At the same time, the impact of the tsunami will be huge, fast and difficult to assimilate. Tens of millions of jobs will be destroyed and only partially replaced by others that demand new capabilities and higher education. All industries will undergo radical transformations. Companies that are not future-ready will become irrelevant or extinct. New social, ethical and political dilemmas will demand reinventing institutions and legal frameworks.
We need a human-centered strategic agenda powered by empathy and responsibility and focused on prosperity, inclusion and sustainability. Technology will only redefine possibilities. It will be up to us to design and leverage new tools to build a better future and minimize adaptation costs.
We can achieve prosperity through education, innovation, entrepreneurship and the creative economy. Only education and innovation provide engines strong enough to escape the trap of middle-income economies. We can multiply exports of knowledge intensive services, reindustrialize with cutting-edge automation and nurture our growing technology startup ecosystem. But we need to strengthen the links to the global economy and shift our focus to human capital as a development engine following the examples of Israel, Korea and now China.
Thousands of technology-based companies (Technolatinas) are emerging in the region in everything from consumer Internet, mobile and online games to artificial intelligence, biotechnology and nano-satellites. They are born regional or global and they are redefining business paradigms. Lowering the barriers and risks of creating and running a business, fostering venture capital and stimulating private sector R&D would go a long way towards more thriving ecosystems.
Ensuring decent living conditions for everyone is possible and a precondition for strong democracies, healthy social fabrics and our collective wellbeing. Many will have difficulty keeping up with the pace of change. More than half of our youth doesn't finish high school. Most will be sitting ducks when faced with fast paced automation and global competition through digital platforms, unless we act. We need to reinvent education, re-engage those left behind and leverage digital technologies to provide everyone the skills they will need for the 21st century.
Poverty, structural unemployment and exclusion are the clearest threats to the security of the region. We should address them with the same resolve that other nations dedicate to their national defense. For example, we could focus innovation on inclusion creating technology development programs for the bottom of the pyramid, replicating the success DARPA had advancing military technology. Strengthening vocational and technical education programs and selectively eliminating job taxes could help to reduce youth and technology-driven unemployment. We should revisit our social safety nets to make them stronger but contingent on work to avoid the corrosive effects of sustained inactivity. We could also build networks of community centers in impoverished neighborhoods (like those built in Medellin) to provide gateways to the knowledge economy.

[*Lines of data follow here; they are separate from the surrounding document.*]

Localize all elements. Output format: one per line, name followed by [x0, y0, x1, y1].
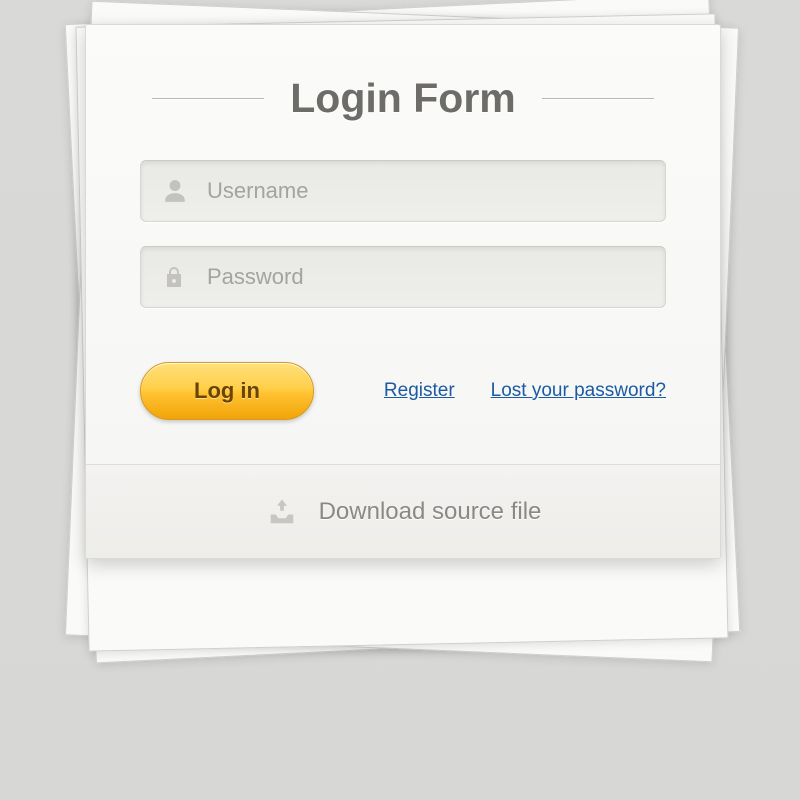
username-input[interactable] — [140, 160, 666, 222]
user-icon — [162, 178, 188, 204]
footer: Download source file — [86, 464, 720, 558]
password-input[interactable] — [140, 246, 666, 308]
lost-password-link[interactable]: Lost your password? — [491, 380, 666, 402]
username-field-wrap — [140, 160, 666, 222]
heading: Login Form — [86, 75, 720, 122]
password-field-wrap — [140, 246, 666, 308]
download-source-link[interactable]: Download source file — [319, 498, 542, 526]
register-link[interactable]: Register — [384, 380, 455, 402]
page-title: Login Form — [290, 75, 515, 122]
login-button[interactable]: Log in — [140, 362, 314, 420]
rule-left — [152, 98, 264, 100]
lock-icon — [162, 264, 186, 290]
download-icon — [265, 497, 299, 527]
rule-right — [542, 98, 654, 100]
login-card: Login Form Log in Register Lost your pas… — [85, 24, 721, 559]
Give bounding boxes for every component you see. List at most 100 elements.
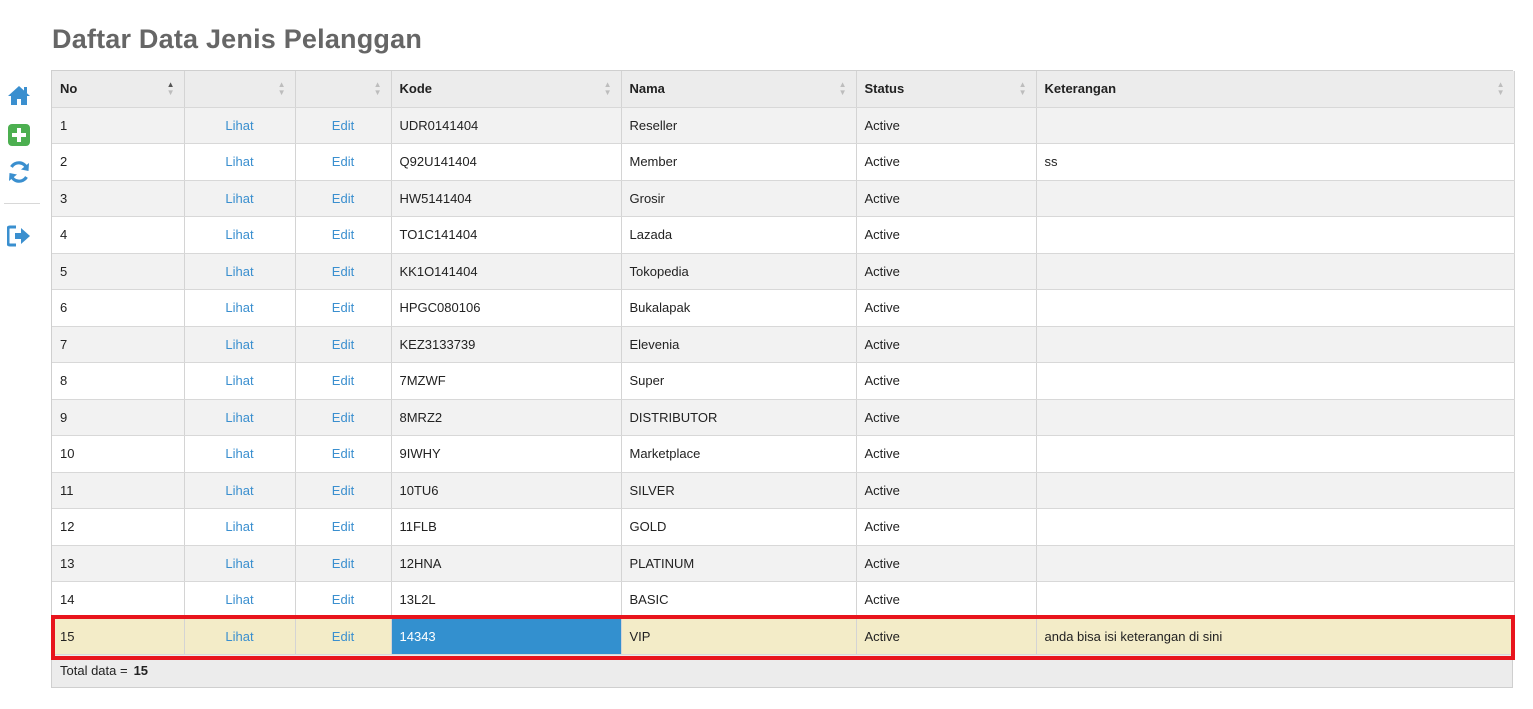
cell-kode[interactable]: HPGC080106 — [391, 289, 622, 327]
cell-keterangan[interactable] — [1036, 581, 1515, 619]
cell-kode[interactable]: 14343 — [391, 618, 622, 655]
cell-no[interactable]: 4 — [52, 216, 185, 254]
cell-keterangan[interactable] — [1036, 253, 1515, 290]
sort-icon[interactable]: ▲ ▼ — [1019, 81, 1027, 97]
view-link[interactable]: Lihat — [184, 472, 296, 509]
cell-nama[interactable]: PLATINUM — [621, 545, 857, 582]
view-link[interactable]: Lihat — [184, 618, 296, 655]
cell-status[interactable]: Active — [856, 107, 1037, 144]
cell-nama[interactable]: Marketplace — [621, 435, 857, 473]
cell-keterangan[interactable] — [1036, 180, 1515, 217]
table-row[interactable]: 7 Lihat Edit KEZ3133739 Elevenia Active — [52, 326, 1515, 363]
edit-link[interactable]: Edit — [295, 180, 392, 217]
cell-nama[interactable]: Super — [621, 362, 857, 400]
edit-link[interactable]: Edit — [295, 143, 392, 181]
cell-no[interactable]: 6 — [52, 289, 185, 327]
table-row[interactable]: 12 Lihat Edit 11FLB GOLD Active — [52, 508, 1515, 546]
edit-link[interactable]: Edit — [295, 107, 392, 144]
cell-status[interactable]: Active — [856, 289, 1037, 327]
cell-nama[interactable]: Elevenia — [621, 326, 857, 363]
cell-nama[interactable]: DISTRIBUTOR — [621, 399, 857, 436]
edit-link[interactable]: Edit — [295, 581, 392, 619]
cell-kode[interactable]: KK1O141404 — [391, 253, 622, 290]
cell-keterangan[interactable] — [1036, 362, 1515, 400]
cell-status[interactable]: Active — [856, 216, 1037, 254]
edit-link[interactable]: Edit — [295, 362, 392, 400]
cell-kode[interactable]: TO1C141404 — [391, 216, 622, 254]
cell-kode[interactable]: UDR0141404 — [391, 107, 622, 144]
cell-kode[interactable]: 10TU6 — [391, 472, 622, 509]
view-link[interactable]: Lihat — [184, 399, 296, 436]
edit-link[interactable]: Edit — [295, 435, 392, 473]
cell-no[interactable]: 5 — [52, 253, 185, 290]
cell-keterangan[interactable] — [1036, 472, 1515, 509]
cell-status[interactable]: Active — [856, 326, 1037, 363]
view-link[interactable]: Lihat — [184, 326, 296, 363]
cell-status[interactable]: Active — [856, 253, 1037, 290]
table-row[interactable]: 6 Lihat Edit HPGC080106 Bukalapak Active — [52, 289, 1515, 327]
cell-no[interactable]: 14 — [52, 581, 185, 619]
cell-nama[interactable]: Reseller — [621, 107, 857, 144]
column-header-kode[interactable]: Kode ▲ ▼ — [391, 71, 622, 108]
cell-keterangan[interactable] — [1036, 508, 1515, 546]
column-header-nama[interactable]: Nama ▲ ▼ — [621, 71, 857, 108]
cell-kode[interactable]: 8MRZ2 — [391, 399, 622, 436]
cell-keterangan[interactable]: anda bisa isi keterangan di sini — [1036, 618, 1515, 655]
view-link[interactable]: Lihat — [184, 545, 296, 582]
cell-nama[interactable]: VIP — [621, 618, 857, 655]
cell-keterangan[interactable] — [1036, 326, 1515, 363]
edit-link[interactable]: Edit — [295, 399, 392, 436]
cell-status[interactable]: Active — [856, 508, 1037, 546]
cell-keterangan[interactable] — [1036, 435, 1515, 473]
table-row[interactable]: 13 Lihat Edit 12HNA PLATINUM Active — [52, 545, 1515, 582]
cell-no[interactable]: 2 — [52, 143, 185, 181]
cell-nama[interactable]: Bukalapak — [621, 289, 857, 327]
view-link[interactable]: Lihat — [184, 180, 296, 217]
cell-status[interactable]: Active — [856, 143, 1037, 181]
cell-kode[interactable]: HW5141404 — [391, 180, 622, 217]
logout-button[interactable] — [0, 219, 40, 256]
table-row[interactable]: 5 Lihat Edit KK1O141404 Tokopedia Active — [52, 253, 1515, 290]
table-row[interactable]: 15 Lihat Edit 14343 VIP Active anda bisa isi k… — [52, 618, 1515, 655]
table-row[interactable]: 11 Lihat Edit 10TU6 SILVER Active — [52, 472, 1515, 509]
cell-status[interactable]: Active — [856, 399, 1037, 436]
add-button[interactable] — [0, 117, 40, 154]
cell-no[interactable]: 3 — [52, 180, 185, 217]
home-button[interactable] — [0, 78, 40, 115]
view-link[interactable]: Lihat — [184, 289, 296, 327]
cell-no[interactable]: 9 — [52, 399, 185, 436]
cell-kode[interactable]: Q92U141404 — [391, 143, 622, 181]
cell-no[interactable]: 15 — [52, 618, 185, 655]
cell-kode[interactable]: 9IWHY — [391, 435, 622, 473]
cell-status[interactable]: Active — [856, 581, 1037, 619]
cell-keterangan[interactable] — [1036, 107, 1515, 144]
edit-link[interactable]: Edit — [295, 618, 392, 655]
sort-icon[interactable]: ▲ ▼ — [167, 81, 175, 97]
cell-kode[interactable]: 7MZWF — [391, 362, 622, 400]
view-link[interactable]: Lihat — [184, 216, 296, 254]
edit-link[interactable]: Edit — [295, 545, 392, 582]
sort-icon[interactable]: ▲ ▼ — [604, 81, 612, 97]
sort-icon[interactable]: ▲ ▼ — [278, 81, 286, 97]
cell-keterangan[interactable] — [1036, 399, 1515, 436]
cell-nama[interactable]: GOLD — [621, 508, 857, 546]
cell-status[interactable]: Active — [856, 618, 1037, 655]
table-row[interactable]: 14 Lihat Edit 13L2L BASIC Active — [52, 581, 1515, 619]
cell-status[interactable]: Active — [856, 180, 1037, 217]
sort-icon[interactable]: ▲ ▼ — [839, 81, 847, 97]
cell-no[interactable]: 10 — [52, 435, 185, 473]
sort-icon[interactable]: ▲ ▼ — [374, 81, 382, 97]
view-link[interactable]: Lihat — [184, 253, 296, 290]
table-row[interactable]: 3 Lihat Edit HW5141404 Grosir Active — [52, 180, 1515, 217]
cell-nama[interactable]: SILVER — [621, 472, 857, 509]
cell-keterangan[interactable] — [1036, 289, 1515, 327]
table-row[interactable]: 10 Lihat Edit 9IWHY Marketplace Active — [52, 435, 1515, 473]
column-header-no[interactable]: No ▲ ▼ — [52, 71, 185, 108]
edit-link[interactable]: Edit — [295, 472, 392, 509]
cell-status[interactable]: Active — [856, 435, 1037, 473]
cell-kode[interactable]: KEZ3133739 — [391, 326, 622, 363]
table-row[interactable]: 8 Lihat Edit 7MZWF Super Active — [52, 362, 1515, 400]
edit-link[interactable]: Edit — [295, 326, 392, 363]
cell-nama[interactable]: Tokopedia — [621, 253, 857, 290]
table-row[interactable]: 9 Lihat Edit 8MRZ2 DISTRIBUTOR Active — [52, 399, 1515, 436]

We should also actively leverage clean technologies to ensure a vital and habitable environment for future generations. Solar energy is expected to become cost-competitive with fossil fuels in a few years and can be produced abundantly in our region. Urban agriculture and bioprinting meat could enable us to stop natural forest destruction. And these are just some of the possibilities.
For the first time in history, Latin America can take part in an industrial revolution and reap its benefits. We are young and we have tremendous creative potential and adaptive capacity. Our economies are healthy, allowing us to tackle large forward-looking challenges. Creating global startups is easier than ever.
It is time to focus on building a better future by surfing the technology tsunami. We only need imagination, determination and a human-centered agenda.